The Monkey review
Osgood Perkins trades in Longlegs for dark humor.
New movie reviews will not contain spoilers.

The Monkey
Directed by Osgood Perkins
Written by Osgood Perkins
Starring Theo James, Tatiana Maslany, Christian Convery, Colin O’Brien, Elijah Wood, Rohan Campbell and Sarah Levy
The Monkey Review
It’s been seven short months since Osgood Perkins breakout hit Longlegs hit theaters. Longlegs was a critical darling and a commercial smash. Perkins’ patient style of storytelling proved a perfect fit for his supernatural Silence of the Lambs. The Monkey, in theaters everywhere February 21, sees Perkins change things up in a big way. Enough to make one wonder if the time spent dealing in the grim world of Longlegs as both writer and director made Perkins desire something looser…and more fun. Enter Stephen King’s short story about a killer toy monkey.
Perkins serves as writer and director again with The Monkey. The beats couldn’t be more different from Longlegs. Gone are the long atmospheric shots…replaced by comedically timed cuts. Explosions of gore stand in for quirkily creepy performance. A funny movie whose plot rarely extends deeper than a family cursed by a murderous toy monkey in place of the procedural commitment of a detailed FBI investigation. Put plainly…The Monkey doesn’t feel like what we’ve come to expect from an Osgood Perkins movie. This is a gifted filmmaker having fun for a change…and inviting you to play along.
When I say the plot is rarely deeper than a toy monkey that kills people…I mean it. There are character moments to pay off, sure…but the major B-plot of the movie (the impending end of the already distant relationship between a father and son) isn’t even given an ending. Nor does it need to. The familial ties in The Monkey are bonded to a killer toy, after all.

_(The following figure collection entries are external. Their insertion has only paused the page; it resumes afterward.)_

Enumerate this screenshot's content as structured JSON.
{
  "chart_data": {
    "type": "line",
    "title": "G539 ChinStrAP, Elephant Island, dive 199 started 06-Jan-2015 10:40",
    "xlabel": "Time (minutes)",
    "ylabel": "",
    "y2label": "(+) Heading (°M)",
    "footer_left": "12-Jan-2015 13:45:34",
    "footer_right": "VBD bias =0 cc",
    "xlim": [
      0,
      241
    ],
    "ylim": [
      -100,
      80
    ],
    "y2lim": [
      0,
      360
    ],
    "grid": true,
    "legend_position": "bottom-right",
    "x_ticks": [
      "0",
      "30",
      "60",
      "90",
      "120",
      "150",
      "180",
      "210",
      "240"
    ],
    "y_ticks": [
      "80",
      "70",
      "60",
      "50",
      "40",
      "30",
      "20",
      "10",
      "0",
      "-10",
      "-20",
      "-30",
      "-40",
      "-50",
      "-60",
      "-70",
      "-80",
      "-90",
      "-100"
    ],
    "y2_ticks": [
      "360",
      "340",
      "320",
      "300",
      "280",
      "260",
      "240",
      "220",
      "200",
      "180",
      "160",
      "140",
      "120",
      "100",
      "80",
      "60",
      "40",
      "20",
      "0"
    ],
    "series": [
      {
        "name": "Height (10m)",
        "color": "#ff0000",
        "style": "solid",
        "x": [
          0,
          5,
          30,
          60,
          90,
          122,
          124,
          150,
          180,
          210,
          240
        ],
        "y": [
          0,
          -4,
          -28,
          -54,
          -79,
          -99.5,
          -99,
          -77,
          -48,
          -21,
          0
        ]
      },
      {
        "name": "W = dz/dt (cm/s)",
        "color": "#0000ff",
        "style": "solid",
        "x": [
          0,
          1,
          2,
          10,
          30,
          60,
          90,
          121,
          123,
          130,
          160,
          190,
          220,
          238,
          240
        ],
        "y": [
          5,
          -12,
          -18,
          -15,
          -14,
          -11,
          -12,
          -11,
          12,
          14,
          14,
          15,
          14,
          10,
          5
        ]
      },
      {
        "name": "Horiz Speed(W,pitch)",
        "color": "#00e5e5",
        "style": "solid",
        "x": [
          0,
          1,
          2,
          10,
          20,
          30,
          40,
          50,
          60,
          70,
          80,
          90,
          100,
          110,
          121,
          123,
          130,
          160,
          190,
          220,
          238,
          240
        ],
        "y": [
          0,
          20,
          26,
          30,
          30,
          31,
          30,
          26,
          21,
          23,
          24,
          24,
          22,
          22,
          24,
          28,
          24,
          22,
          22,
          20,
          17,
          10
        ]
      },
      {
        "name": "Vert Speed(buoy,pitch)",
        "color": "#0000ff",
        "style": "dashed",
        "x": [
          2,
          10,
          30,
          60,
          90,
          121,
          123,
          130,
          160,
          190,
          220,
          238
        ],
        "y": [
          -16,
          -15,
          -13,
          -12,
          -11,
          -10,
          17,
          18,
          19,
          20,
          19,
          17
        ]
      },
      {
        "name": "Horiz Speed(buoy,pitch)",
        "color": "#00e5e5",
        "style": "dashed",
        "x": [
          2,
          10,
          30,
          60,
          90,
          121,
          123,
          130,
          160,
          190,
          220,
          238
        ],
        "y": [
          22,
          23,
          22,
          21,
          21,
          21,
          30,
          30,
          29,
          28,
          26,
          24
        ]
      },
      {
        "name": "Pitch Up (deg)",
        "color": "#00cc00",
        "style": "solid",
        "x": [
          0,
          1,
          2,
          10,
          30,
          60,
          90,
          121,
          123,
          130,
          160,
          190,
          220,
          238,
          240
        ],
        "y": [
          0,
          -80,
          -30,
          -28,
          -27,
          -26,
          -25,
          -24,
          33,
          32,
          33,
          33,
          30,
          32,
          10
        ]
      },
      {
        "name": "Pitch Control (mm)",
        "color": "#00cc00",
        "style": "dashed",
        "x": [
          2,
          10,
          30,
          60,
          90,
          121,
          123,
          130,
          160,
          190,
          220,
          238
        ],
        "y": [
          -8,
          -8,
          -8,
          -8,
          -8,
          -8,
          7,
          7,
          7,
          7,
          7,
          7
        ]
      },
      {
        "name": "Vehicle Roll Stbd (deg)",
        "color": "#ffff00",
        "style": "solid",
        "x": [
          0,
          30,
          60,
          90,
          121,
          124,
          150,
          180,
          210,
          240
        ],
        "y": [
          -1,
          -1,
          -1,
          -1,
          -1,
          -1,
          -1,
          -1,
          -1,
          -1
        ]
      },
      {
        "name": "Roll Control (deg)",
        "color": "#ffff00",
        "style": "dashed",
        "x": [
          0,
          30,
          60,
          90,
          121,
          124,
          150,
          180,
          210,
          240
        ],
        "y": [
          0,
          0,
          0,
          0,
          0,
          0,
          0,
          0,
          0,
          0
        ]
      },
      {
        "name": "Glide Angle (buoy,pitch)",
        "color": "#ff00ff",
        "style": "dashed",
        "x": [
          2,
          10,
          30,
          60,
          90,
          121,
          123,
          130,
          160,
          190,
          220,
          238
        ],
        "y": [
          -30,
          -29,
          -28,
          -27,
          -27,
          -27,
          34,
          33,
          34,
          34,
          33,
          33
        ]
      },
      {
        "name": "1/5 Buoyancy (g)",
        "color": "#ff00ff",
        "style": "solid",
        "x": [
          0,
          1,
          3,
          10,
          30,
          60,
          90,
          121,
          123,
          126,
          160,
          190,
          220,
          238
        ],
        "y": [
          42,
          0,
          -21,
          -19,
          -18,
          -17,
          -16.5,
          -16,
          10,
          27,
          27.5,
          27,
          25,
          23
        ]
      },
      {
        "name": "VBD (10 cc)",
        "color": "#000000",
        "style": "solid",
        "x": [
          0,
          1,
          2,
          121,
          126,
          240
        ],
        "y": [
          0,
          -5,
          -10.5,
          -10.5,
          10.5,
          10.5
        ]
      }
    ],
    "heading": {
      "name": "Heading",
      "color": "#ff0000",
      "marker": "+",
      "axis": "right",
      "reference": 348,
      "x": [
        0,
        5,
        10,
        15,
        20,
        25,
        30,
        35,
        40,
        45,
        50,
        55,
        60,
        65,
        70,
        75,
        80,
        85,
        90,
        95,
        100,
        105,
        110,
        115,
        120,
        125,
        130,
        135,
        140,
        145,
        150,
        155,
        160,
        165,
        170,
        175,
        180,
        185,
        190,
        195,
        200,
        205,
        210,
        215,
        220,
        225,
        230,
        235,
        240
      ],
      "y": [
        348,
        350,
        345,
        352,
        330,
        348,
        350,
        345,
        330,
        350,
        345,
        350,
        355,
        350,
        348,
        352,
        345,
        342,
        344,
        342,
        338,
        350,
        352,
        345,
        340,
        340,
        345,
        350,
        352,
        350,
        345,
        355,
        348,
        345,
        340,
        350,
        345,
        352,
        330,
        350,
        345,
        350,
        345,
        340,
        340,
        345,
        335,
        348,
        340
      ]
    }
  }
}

Fated to bring people together just in time to tear them apart.
The monkey itself doesn’t do the killing, of course. This isn’t a furry Chucky situation. Instead, when wound, it brings death to someone upon the final beat of its drum. It can’t be disposed of…and you’ll never get rid of it. The characters in The Monkey go to some great lengths to test this theory…a pristine, restored version of the toy finding its way back into their lives every time.
The deaths brought on by the monkey are completely over the top. If the funny dialog didn’t tip off that this was a pure horror comedy…flying body parts and hilarious repeated cuts to funerals surely seal the deal. Consider the brutal explosions of carnage like a mini-Final Destination in their usage. Sometimes The Monkey sets up the kill shot…sometimes they come completely out of nowhere. The toy targets who it wants…and as the twin lead characters of the story learn in painful ways…it doesn’t take requests.
Twins and lifelong enemies Hal and Bill (played by Theo James as adults and Christian Convery as teens) see their family (in some cases literally) torn apart by their cursed toy monkey. The film opens with their soon to be absentee father Petey (Adam Scott) attempting to rid his family of the killer toy. Generational disasters follow the twins from their time with their mother, Lois (Tatiana Maslany), Aunt Ida (Sara Levy) and uncle Chip (Perkins)…all the way to modern day where Hal’s own son Petey (Colin O’Brien) becomes dangerously entangled in the curse. The entire town they grew up in becomes a playground for the violently murderous monkey…leading to a cavalcade of flying body parts, impalements and any number of creative endings.
Like the Fast and Furious movies…The Monkey is about family. All roads lead to a confrontation between the twins over their cursed inheritance. A pile of bodies line those roads before we arrive at their inevitable showdown. Theo James does a fine job creating two different characters…but he may be one upped by his younger version. I genuinely didn’t notice the same actor was playing both parts of the younger twins.
Perhaps the best quality of The Monkey is that it isn’t looking to mean anything. Its violence is random. It’s made clear there is no cure for the generational trauma that has attached itself to this family. Shit happens. Everyone dies. What are you going to do? If that doesn’t feel like the mission statement of a writer/director trying to cleanse his palate after submerging himself in the occult/satanism/patient atmospheric horror of Longlegs…I don’t know what does.
Scare Value
To use a sports cliche…The Monkey sees writer/director Osgood Perkins going to his curveball. It’s unlike anything he’s done…and delivers an entirely new experience for fans of his work. A funny movie accented with explosions of blood and guts. One assumes he will return to throwing strikes with his (ironically slow) fastball soon enough. The Monkey is an unexpected turn that will strike you out looking.